Feb 14, 2012

Subsets, Star Card Questing, and Pack Opening

What I'm about to say isn't shocking, unique, or about 2012 Topps (except tangentially).  A good card for a collector can come in a variety of flavors:
a) the high dollar, extremely rare, can you believe that? card
b) a rare card of a favorite player
c) a card of a favorite player or team
d) a card that adds to a niche collection
e) a card of a star that you don't hate viscerally
f)a card that leaves you smiling

As I was ripping through a jumbo box of 2012 Topps (there's that word combination again), the sheer enormity of the pack made it almost impossible to gauge what a "good" pack would be.  Fifty cards covers a lot of range in the disappointment to elation face changes over the course of sorting through the pack. 

As a collecting tool and set completion means to an end, the jumbo packs are great.  But if you want to measure them on the scale of collecting enjoyment as a stand alone entity, they're tough to judge.    Each are fairly similar in their construction...bunch of base cards, slew of inserts, flood of base cards with some variation here and there.  There's very little of the hope of much of those categories of what makes a good pack.  For me, it would be an insert or parallel of my favorite team.  Even finding base cards were a shrug-worthy event because in most jumbo boxes, you'll run into the all the base cards at one time or another. 

Before the world of inserts, it took some imagination to get star players into multiple cards in a release.  For awhile, there were the standard all-star cards, which were soon joined by the league leader cards (1967 version shown below)

The league leader cards sometimes even felt like they were set apart for star players; I don't recall any other cards with black borders in the 1967 set.  And with some exceptions, league leader cards did feature star players.  The presentation of the 60s and 70s versions of this subset, was all about the posed shots or head shots and usually complemented the player's principal card well.

There have been other subsets over the years, with this MVP retrospective from 1975 Topps one of the best.  The card within a card concept does work, and it even fooled me as a kid as being real old cards with the Turn Back the Clock cards from 86-90.  MVPs were generally stars and added an extra element to the star player pursuer or the collector defining a good pack just opened.

The problem with modern collectible sets is not the limitation of star cards or the lack of elements that would make a good pack. It's almost the overproliferation of them.  I never thought I would be unexcited to see a Roberto Clemente card or Mickey Mantle card (that's not actually true, I still get excited, but some are definitely not).  Of course, this is a reflection of the times, collectors want every pack to have the odds in their favor to have a potentially positive experience; who wouldn't after all?  And I can see the reason, packs are not cheap, you get a collector to buy a few where there's a positive in nearly every pack, then they're likely to purchase a few more later down the line.

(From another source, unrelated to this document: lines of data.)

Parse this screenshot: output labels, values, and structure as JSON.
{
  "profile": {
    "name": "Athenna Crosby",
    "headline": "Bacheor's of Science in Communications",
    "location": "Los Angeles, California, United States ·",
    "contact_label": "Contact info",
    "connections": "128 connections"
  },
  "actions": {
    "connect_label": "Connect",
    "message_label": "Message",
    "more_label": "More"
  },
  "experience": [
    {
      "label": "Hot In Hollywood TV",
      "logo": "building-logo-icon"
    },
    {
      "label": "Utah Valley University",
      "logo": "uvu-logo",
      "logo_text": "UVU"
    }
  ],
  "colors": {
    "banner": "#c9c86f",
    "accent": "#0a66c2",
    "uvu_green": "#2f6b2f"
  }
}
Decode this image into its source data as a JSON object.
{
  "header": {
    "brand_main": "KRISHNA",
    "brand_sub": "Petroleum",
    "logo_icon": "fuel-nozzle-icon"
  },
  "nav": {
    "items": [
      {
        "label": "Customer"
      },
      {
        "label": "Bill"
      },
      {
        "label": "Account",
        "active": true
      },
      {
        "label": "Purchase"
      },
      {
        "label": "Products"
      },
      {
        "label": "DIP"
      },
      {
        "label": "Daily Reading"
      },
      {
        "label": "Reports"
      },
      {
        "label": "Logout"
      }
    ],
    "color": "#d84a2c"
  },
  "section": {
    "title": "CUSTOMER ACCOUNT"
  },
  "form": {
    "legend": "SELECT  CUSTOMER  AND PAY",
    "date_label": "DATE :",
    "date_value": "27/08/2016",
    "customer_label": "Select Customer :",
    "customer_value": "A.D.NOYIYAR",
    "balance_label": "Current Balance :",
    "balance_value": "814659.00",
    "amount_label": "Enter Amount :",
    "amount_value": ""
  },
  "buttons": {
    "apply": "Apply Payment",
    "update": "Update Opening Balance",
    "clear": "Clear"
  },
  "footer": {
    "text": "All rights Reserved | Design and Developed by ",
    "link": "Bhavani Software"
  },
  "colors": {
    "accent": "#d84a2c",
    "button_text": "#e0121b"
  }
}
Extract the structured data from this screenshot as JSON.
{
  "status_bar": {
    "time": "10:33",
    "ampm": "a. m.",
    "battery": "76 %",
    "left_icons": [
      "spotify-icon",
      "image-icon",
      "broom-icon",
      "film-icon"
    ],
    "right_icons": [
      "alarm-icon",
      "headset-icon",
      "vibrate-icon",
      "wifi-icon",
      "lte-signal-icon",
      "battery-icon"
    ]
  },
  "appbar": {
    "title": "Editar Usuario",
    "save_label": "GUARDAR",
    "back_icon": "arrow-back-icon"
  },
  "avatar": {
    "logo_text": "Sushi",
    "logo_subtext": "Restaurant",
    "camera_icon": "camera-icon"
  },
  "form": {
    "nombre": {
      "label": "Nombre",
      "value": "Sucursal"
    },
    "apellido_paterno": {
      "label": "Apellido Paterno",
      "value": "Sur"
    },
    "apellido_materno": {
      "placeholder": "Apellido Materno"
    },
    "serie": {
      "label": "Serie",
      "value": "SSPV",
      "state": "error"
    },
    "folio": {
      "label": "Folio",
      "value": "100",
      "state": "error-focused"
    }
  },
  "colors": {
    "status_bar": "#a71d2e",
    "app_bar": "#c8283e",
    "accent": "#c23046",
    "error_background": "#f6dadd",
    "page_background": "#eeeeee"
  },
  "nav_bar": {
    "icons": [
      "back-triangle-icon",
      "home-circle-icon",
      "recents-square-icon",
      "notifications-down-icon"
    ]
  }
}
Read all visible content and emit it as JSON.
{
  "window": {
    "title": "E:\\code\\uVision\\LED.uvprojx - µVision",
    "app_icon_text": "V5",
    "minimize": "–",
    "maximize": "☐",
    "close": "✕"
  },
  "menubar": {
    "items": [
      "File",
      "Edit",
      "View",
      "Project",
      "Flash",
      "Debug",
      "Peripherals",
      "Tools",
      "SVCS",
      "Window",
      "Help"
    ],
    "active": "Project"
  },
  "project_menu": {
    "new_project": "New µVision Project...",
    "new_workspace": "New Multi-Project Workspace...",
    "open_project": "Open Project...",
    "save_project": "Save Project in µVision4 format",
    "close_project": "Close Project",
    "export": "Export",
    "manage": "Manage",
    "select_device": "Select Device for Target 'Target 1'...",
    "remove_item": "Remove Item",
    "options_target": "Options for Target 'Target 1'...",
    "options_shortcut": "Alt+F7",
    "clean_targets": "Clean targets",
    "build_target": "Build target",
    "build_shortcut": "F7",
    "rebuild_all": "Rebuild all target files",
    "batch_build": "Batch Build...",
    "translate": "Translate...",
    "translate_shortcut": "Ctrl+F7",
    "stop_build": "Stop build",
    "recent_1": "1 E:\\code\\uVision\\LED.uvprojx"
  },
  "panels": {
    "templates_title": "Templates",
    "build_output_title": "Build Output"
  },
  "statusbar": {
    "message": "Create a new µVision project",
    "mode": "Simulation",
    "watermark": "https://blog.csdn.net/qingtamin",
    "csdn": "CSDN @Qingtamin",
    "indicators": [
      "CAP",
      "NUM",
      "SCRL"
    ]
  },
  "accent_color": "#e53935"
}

Contrast this approach to 2001 or 2002 (the beginning of the ultra modern collecting era) where there was an insert maybe one in every 4 packs if you were lucky for Topps.  A relic was one in every 3-5 boxes and an auto had even steeper odds.  It was real luck to pull something amazing, and there was even a small amount of luck to pulling out a pack win on the positive experience side. 

For the base set at least, Topps has tipped the scales in the nouveau collector's favor because if every pack has something to offer, there should always be another pack waiting to be opened.  For mid-end sets, this is even more pronounced.  Check out the refractor distribution in Topps Chrome over the years or look at the insert mini distribution differences in Allen and Ginter from 2008 to 2011. 

The question is have we reached a saturation point of how much positivity we can handle?  When all the elements are in nearly every pack or box, what allows a set or a concept to rise above the others?  Does this lead to more uniformity of collectors' expectations?  If we don't experience the valleys of opening disappointment (not based on perceived and intrinsic value such as in high-end), can we enjoy the peaks as much?